Monday, May 07, 2018

Three grumpy notes on the modern museum experience:


1. Far too many installation and video display shows take up gigantic amounts of gallery real estate far beyond their artistic merit. 1 artist (half the time skating on the craft of others) vs 50 who have might have displayed aesthetically worthy work. This habit shuts down, rather than enhances, the access of artists who are not experienced at playing the curatorial game- and those artists are so often well-connected, wealthy and all too often, facile.

2. Digital art is fine to the extent that it is emotionally and intellectually powerful: but digital art has uncounted outlets, as near as the screen you're reading this on. I love all kinds of museums, high, middle, and low, but the video- more video -MORE VIDEO has turned into a boring, repetitive, extremely didactic and emotionless experience, one easily supassed by curating for yourself at home on the screen you are using now. It should take up the precious resource of a museum gallery when A) it is truly outstanding, not merely visually loud, and B) aesthetically requires physical space to display, not merely insisting on the imprimatur of artiness that musuems convey.

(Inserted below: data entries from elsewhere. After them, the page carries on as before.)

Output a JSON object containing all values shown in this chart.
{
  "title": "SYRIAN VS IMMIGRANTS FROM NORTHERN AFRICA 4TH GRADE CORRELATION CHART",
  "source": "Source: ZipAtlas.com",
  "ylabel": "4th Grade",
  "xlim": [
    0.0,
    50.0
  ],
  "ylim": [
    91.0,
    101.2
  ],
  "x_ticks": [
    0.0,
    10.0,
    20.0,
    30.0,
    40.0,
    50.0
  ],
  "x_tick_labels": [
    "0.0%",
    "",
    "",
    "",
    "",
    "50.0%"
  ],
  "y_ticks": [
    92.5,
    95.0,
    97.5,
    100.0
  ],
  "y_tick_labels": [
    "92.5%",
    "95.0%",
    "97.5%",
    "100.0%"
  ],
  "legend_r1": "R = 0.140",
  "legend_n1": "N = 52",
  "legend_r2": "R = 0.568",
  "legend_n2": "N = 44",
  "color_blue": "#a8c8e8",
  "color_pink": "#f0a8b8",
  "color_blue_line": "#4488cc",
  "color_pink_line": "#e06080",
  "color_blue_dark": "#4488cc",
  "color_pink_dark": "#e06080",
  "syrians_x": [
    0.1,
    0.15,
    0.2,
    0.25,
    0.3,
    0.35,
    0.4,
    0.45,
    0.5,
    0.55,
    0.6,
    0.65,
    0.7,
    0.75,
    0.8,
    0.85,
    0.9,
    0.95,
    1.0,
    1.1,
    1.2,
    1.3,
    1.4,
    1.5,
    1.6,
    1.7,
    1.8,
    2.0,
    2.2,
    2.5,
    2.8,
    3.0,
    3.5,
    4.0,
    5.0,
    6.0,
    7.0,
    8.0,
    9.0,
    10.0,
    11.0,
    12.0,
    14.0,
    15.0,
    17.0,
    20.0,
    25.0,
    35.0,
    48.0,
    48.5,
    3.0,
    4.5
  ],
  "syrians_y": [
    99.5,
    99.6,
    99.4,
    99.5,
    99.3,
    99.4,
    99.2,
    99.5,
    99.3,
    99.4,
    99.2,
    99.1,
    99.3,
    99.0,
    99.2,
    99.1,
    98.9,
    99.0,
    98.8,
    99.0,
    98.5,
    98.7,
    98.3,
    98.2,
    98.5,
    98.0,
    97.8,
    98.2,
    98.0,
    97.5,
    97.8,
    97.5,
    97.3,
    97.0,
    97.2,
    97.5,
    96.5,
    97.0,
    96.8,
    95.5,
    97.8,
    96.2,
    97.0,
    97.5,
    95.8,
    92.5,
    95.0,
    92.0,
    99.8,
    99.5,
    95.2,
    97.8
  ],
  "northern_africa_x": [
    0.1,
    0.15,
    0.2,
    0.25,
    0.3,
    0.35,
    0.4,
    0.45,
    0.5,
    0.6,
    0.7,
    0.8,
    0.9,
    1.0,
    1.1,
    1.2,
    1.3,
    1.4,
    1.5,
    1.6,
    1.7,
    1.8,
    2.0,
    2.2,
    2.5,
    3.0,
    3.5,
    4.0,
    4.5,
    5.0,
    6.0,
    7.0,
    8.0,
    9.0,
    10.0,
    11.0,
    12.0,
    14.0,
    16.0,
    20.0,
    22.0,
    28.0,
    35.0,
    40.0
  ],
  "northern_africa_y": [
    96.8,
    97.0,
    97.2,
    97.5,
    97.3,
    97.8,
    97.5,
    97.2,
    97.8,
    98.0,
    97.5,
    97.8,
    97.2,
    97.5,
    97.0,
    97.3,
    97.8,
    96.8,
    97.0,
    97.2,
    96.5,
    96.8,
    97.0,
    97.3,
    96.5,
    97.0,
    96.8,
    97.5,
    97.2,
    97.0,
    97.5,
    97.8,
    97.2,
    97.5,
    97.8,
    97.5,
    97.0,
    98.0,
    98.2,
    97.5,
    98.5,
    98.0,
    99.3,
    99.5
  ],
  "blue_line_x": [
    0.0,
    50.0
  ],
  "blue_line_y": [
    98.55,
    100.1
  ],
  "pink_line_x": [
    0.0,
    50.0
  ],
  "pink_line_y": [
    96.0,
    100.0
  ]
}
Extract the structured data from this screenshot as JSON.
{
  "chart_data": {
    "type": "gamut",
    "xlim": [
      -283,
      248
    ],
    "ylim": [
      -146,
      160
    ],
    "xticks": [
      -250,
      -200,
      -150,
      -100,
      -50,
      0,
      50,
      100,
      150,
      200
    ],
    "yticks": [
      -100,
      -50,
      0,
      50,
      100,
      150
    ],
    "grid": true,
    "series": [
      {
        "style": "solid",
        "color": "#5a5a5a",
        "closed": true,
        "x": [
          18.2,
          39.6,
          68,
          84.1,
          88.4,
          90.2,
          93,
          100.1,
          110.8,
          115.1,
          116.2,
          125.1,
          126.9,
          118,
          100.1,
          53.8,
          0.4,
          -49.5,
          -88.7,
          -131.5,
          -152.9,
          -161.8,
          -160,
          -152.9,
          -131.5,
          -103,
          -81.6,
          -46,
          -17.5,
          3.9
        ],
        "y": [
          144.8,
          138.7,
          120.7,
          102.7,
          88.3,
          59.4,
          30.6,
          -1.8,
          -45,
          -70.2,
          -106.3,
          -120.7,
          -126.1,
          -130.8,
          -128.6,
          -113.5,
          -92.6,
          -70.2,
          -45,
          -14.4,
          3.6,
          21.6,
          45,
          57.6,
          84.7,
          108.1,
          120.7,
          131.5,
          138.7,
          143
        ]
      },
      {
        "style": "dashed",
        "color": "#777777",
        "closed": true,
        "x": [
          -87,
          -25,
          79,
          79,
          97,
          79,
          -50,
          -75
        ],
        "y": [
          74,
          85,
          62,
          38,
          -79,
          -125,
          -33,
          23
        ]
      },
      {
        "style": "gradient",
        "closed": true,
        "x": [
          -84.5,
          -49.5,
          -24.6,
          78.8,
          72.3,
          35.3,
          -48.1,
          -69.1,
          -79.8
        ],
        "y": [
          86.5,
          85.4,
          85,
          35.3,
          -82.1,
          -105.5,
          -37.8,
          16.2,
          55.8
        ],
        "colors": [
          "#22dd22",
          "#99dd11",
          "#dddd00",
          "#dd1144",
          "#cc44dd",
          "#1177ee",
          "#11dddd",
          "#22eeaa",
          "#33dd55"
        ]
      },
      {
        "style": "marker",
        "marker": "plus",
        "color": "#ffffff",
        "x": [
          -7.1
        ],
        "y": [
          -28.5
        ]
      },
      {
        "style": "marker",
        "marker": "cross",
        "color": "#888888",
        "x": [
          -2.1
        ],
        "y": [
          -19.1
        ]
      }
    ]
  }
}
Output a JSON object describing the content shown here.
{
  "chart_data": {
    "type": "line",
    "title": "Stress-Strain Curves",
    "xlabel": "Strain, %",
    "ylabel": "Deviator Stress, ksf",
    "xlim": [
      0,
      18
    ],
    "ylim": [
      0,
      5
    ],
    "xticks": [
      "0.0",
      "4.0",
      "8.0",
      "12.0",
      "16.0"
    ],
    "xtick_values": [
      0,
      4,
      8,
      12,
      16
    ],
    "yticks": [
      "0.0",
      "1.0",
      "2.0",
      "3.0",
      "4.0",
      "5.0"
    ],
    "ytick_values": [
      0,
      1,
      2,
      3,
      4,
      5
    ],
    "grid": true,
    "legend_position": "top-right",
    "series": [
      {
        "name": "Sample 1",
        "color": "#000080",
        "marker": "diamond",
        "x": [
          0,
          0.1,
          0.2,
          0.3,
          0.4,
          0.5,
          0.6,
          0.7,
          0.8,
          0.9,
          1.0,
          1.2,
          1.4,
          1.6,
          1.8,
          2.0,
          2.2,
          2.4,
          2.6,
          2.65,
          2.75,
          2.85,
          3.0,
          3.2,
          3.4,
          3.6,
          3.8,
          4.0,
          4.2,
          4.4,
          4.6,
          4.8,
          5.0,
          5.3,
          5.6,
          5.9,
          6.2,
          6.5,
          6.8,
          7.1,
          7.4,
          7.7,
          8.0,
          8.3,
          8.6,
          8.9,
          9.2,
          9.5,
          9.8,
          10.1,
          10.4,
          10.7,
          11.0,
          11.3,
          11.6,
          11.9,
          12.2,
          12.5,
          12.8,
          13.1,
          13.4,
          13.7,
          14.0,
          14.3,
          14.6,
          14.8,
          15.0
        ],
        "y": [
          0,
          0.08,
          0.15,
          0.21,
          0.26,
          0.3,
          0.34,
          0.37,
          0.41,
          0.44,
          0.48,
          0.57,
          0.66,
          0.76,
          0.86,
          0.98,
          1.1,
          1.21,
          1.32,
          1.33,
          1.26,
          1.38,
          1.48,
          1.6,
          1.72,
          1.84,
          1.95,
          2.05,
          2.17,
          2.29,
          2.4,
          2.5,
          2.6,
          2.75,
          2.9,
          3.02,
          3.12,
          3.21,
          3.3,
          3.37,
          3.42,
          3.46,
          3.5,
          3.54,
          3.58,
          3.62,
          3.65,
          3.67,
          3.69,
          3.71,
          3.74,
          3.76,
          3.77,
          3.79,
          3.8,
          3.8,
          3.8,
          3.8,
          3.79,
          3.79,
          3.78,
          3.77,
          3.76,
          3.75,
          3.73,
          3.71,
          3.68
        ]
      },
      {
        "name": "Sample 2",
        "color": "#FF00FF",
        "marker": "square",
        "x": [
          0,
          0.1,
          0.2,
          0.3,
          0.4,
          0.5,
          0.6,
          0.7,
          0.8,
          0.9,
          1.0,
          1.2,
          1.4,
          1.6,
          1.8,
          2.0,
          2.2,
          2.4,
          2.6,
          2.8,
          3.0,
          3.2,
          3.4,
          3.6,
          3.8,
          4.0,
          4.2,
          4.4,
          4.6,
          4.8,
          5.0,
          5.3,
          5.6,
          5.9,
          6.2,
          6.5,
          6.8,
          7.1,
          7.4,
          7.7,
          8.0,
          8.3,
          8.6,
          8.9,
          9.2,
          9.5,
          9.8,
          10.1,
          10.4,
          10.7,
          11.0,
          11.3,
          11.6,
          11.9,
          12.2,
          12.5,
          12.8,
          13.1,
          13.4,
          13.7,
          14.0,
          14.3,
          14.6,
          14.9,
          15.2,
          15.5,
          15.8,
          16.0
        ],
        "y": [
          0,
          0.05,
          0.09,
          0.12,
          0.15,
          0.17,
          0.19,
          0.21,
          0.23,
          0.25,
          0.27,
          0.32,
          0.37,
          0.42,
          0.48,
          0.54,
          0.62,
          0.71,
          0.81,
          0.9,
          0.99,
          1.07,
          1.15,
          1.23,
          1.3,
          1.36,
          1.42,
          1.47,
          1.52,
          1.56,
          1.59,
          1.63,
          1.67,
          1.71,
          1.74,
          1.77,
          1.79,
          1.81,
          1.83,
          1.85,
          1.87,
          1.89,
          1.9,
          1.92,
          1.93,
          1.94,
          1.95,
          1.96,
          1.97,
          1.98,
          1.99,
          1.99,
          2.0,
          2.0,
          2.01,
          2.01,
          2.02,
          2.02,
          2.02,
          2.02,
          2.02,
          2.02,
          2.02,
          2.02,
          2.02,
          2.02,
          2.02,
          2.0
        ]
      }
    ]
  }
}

3. If you show short narrative video, fine. Do it in wholly separate, theater were people can sit comfortably and it is not a horrible distraction from all other kinds of visual art nearby. Otherwise I assume your point is to shit on all other forms of art, which at points in history is fine, but don't pretend anything about this is transgressive. It's an old, old, old game now.

Open a movieplex, make a you-tube channel, sell an app, incentivize less lucky, more creative people make your work for you, install slightly unusual drywall arrangements, and make your t-shirts, like any normal capitalist operation. Fine. Just stop taking up so much space needed by any number of people who have something to show we'd all benefit from seeing.